The RAL plan is to create an environment around the spacecraft that mimics the Earth’s magnetic field and recreates the protection we enjoy on the ground – they call it a mini magnetosphere.
“On Earth, mostly we’re protected by the atmosphere but ultimately what the Earth’s magnetic field is doing is forming a first line of protection for life,” explained Bamford.
“The concept behind what we’re suggesting is due to the evolution in our understanding of plasmas. What we discovered is that if you put a magnetic field around an object in a flowing plasma, the electrons, which are very light, will follow the new magnetic field that you’ve put there but the ions, the very fast ions, will overshoot – they won’t follow the magnetic field lines.
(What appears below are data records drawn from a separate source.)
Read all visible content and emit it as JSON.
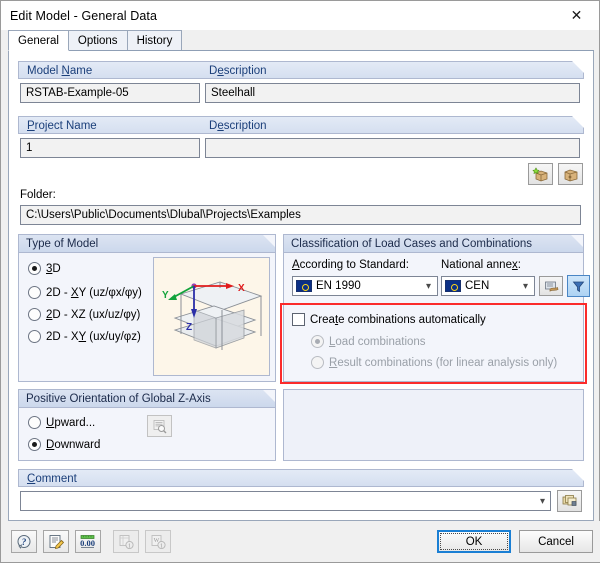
{
  "window": {
    "title": "Edit Model - General Data",
    "close_icon": "close-icon"
  },
  "tabs": [
    {
      "label": "General",
      "active": true
    },
    {
      "label": "Options",
      "active": false
    },
    {
      "label": "History",
      "active": false
    }
  ],
  "model_section": {
    "model_name_label": "Model Name",
    "model_name_accel": "N",
    "model_name_value": "RSTAB-Example-05",
    "description_label": "Description",
    "description_accel": "D",
    "description_value": "Steelhall"
  },
  "project_section": {
    "project_name_label": "Project Name",
    "project_name_accel": "P",
    "project_name_value": "1",
    "description_label": "Description",
    "description_accel": "D",
    "description_value": "",
    "new_project_button": "new-project-icon",
    "open_project_button": "open-project-icon",
    "folder_label": "Folder:",
    "folder_value": "C:\\Users\\Public\\Documents\\Dlubal\\Projects\\Examples"
  },
  "type_of_model": {
    "title": "Type of Model",
    "options": [
      {
        "label": "3D",
        "accel": "3",
        "selected": true
      },
      {
        "label": "2D - XY (uz/φx/φy)",
        "accel": "X",
        "selected": false
      },
      {
        "label": "2D - XZ (ux/uz/φy)",
        "accel": "2",
        "selected": false
      },
      {
        "label": "2D - XY (ux/uy/φz)",
        "accel": "Y",
        "selected": false
      }
    ],
    "preview": {
      "axis_x_label": "X",
      "axis_y_label": "Y",
      "axis_z_label": "Z",
      "axis_x_color": "#e01b1b",
      "axis_y_color": "#12a33c",
      "axis_z_color": "#2b2fa8",
      "background": "#fdf6e9"
    }
  },
  "classification": {
    "title": "Classification of Load Cases and Combinations",
    "standard_label": "According to Standard:",
    "standard_accel": "A",
    "standard_value": "EN 1990",
    "annex_label": "National annex:",
    "annex_accel": "x",
    "annex_value": "CEN",
    "settings_button": "annex-settings-icon",
    "filter_button": "filter-icon",
    "auto_combinations": {
      "label": "Create combinations automatically",
      "accel": "t",
      "checked": false,
      "options": [
        {
          "label": "Load combinations",
          "accel": "L",
          "selected": true,
          "disabled": true
        },
        {
          "label": "Result combinations (for linear analysis only)",
          "accel": "R",
          "selected": false,
          "disabled": true
        }
      ]
    },
    "highlight_color": "#fb2b2b"
  },
  "z_axis": {
    "title": "Positive Orientation of Global Z-Axis",
    "options": [
      {
        "label": "Upward...",
        "accel": "U",
        "selected": false
      },
      {
        "label": "Downward",
        "accel": "D",
        "selected": true
      }
    ],
    "preview_button": "document-zoom-icon"
  },
  "comment": {
    "label": "Comment",
    "accel": "C",
    "value": "",
    "dropdown_arrow": "chevron-down-icon",
    "pick_button": "comment-library-icon"
  },
  "footer": {
    "tools": [
      {
        "name": "help-icon",
        "disabled": false
      },
      {
        "name": "notes-edit-icon",
        "disabled": false
      },
      {
        "name": "units-icon",
        "label": "0.00",
        "disabled": false
      },
      {
        "name": "export-excel-icon",
        "disabled": true
      },
      {
        "name": "export-word-icon",
        "disabled": true
      }
    ],
    "ok_label": "OK",
    "cancel_label": "Cancel"
  }
}
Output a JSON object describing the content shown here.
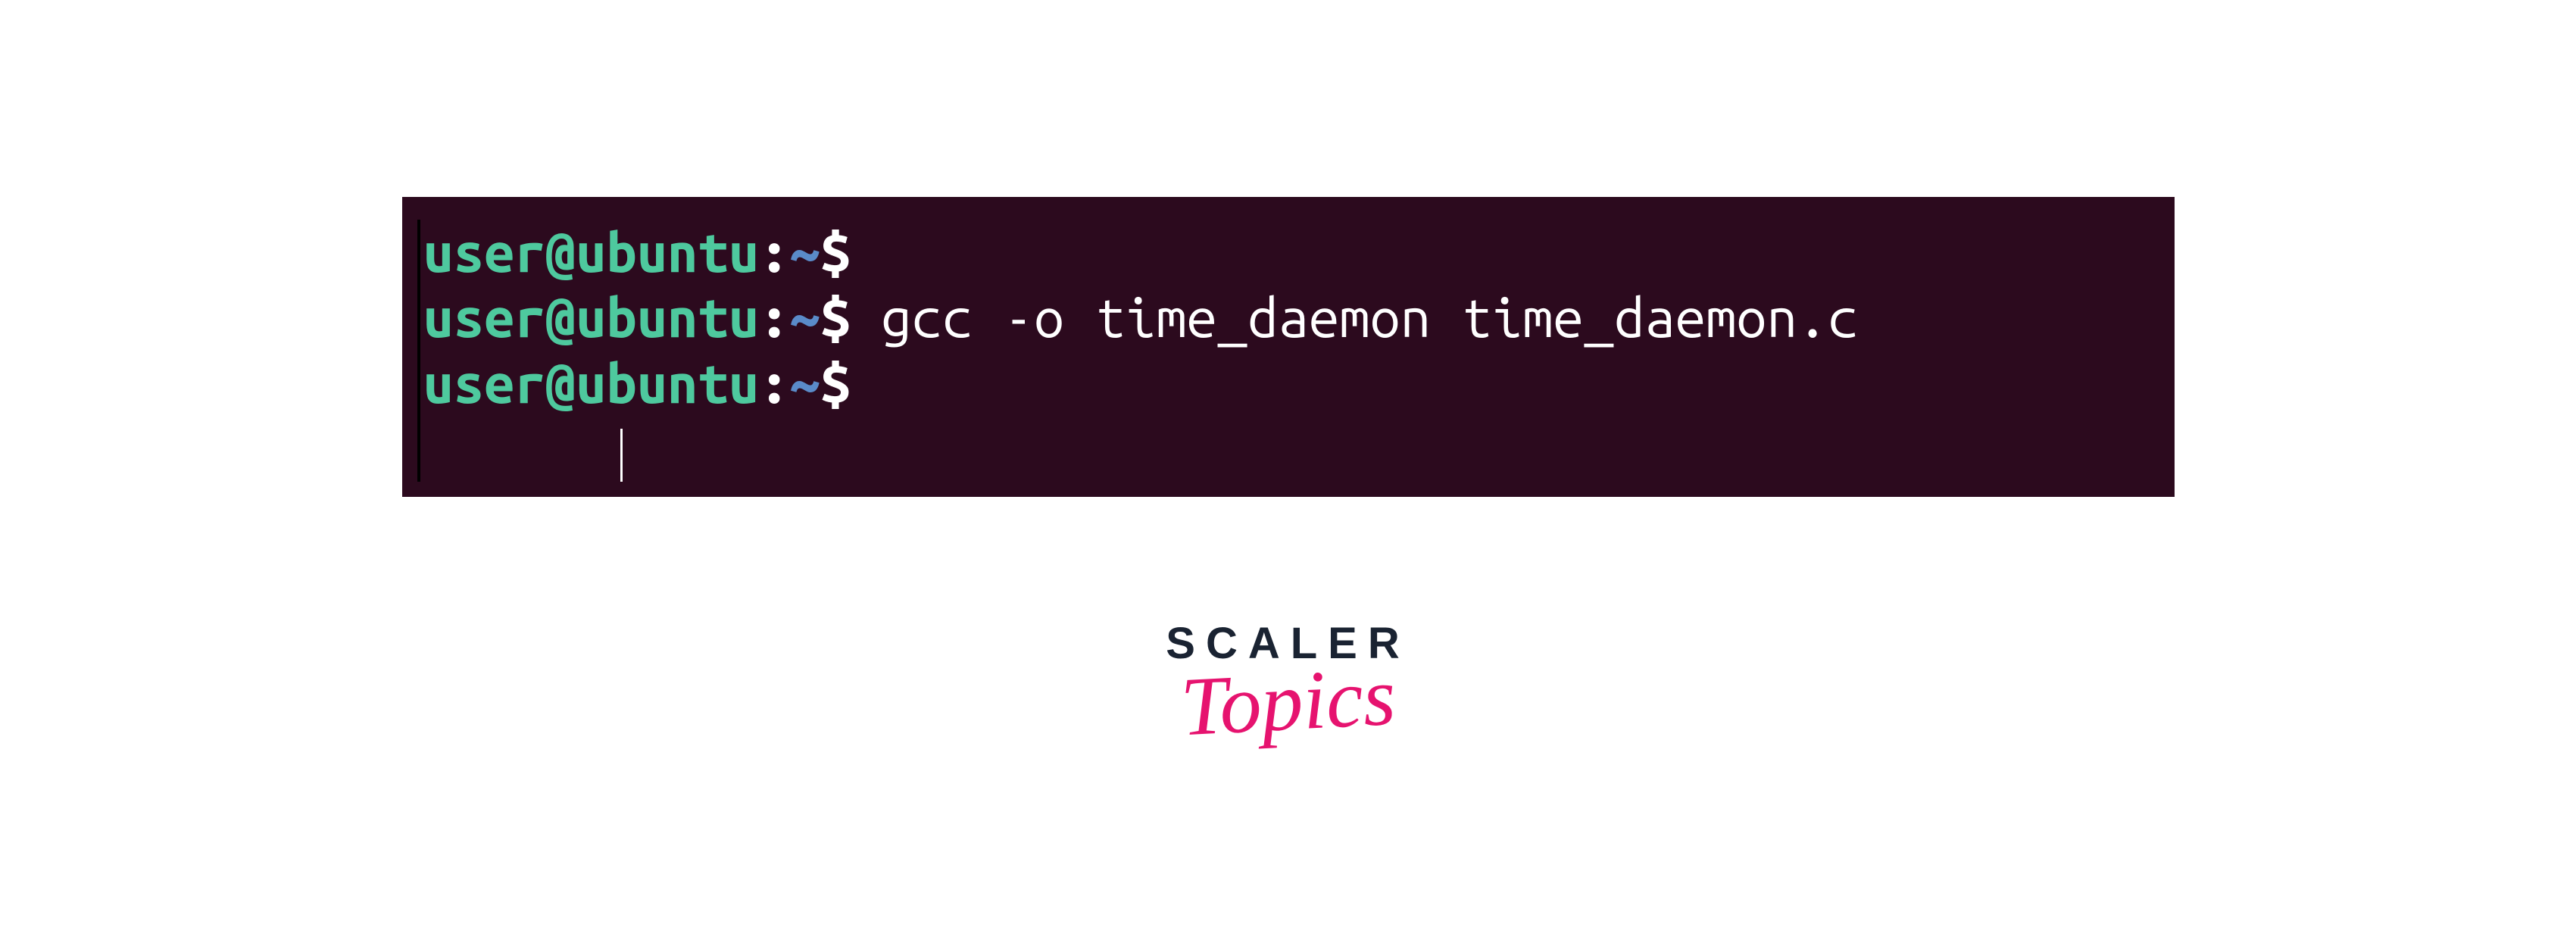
{
  "terminal": {
    "lines": [
      {
        "user": "user@ubuntu",
        "colon": ":",
        "path": "~",
        "dollar": "$",
        "command": ""
      },
      {
        "user": "user@ubuntu",
        "colon": ":",
        "path": "~",
        "dollar": "$",
        "command": " gcc -o time_daemon time_daemon.c"
      },
      {
        "user": "user@ubuntu",
        "colon": ":",
        "path": "~",
        "dollar": "$",
        "command": ""
      }
    ]
  },
  "logo": {
    "line1": "SCALER",
    "line2": "Topics"
  }
}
“You end up with a constant electric field that can be enough that it actually refracts or deflects enough of the radiation from inside the magnetic cavity that you’ve formed to protect the astronauts … enough like the Earth that they can survive.”
The mini-magnetosphere concept has also been proposed by a team at the University of Washington in the United States as a way of harnessing the solar wind to create a propulsion system.
Other shielding ideas are also being explored. The Inspiration Mars Foundation that is committed to sending a crew to Mars has proposed lining the spacecraft’s walls with water, food and even human waste to help protect the astronauts.
Early results ‘pleasing’
New Scientist magazine recently reported that the “hydrocarbons in excrement and food are good candidates for radiation shielding.”
It added: “NASA’s Water Walls project uses a similar concept, but Inspiration must make it work for real.”
As a child, Bamford was inspired to explore a scientific career by the Apollo moon landings and is a fan of the Star Trek series. She believes the concepts explored in the science fiction films are a useful shorthand for scientists when trying to explain their work.
The RAL deflector shield she has helped to develop has been tested on a model inside a fusion reactor which produces a plasma like that of the solar wind. Bamford said they were delighted with the results.
The RAL team now hope the project can be scaled up and fly on a real craft. “First we need a technology demonstrator in space in, say, five years,” said Bamford. “That’s quite realistic for a dedicated, small, unmanned spacecraft.
“I’m sure our idea will work. It does work. There are a number of improvements to make it work better though – perhaps we should call down to Scotty.”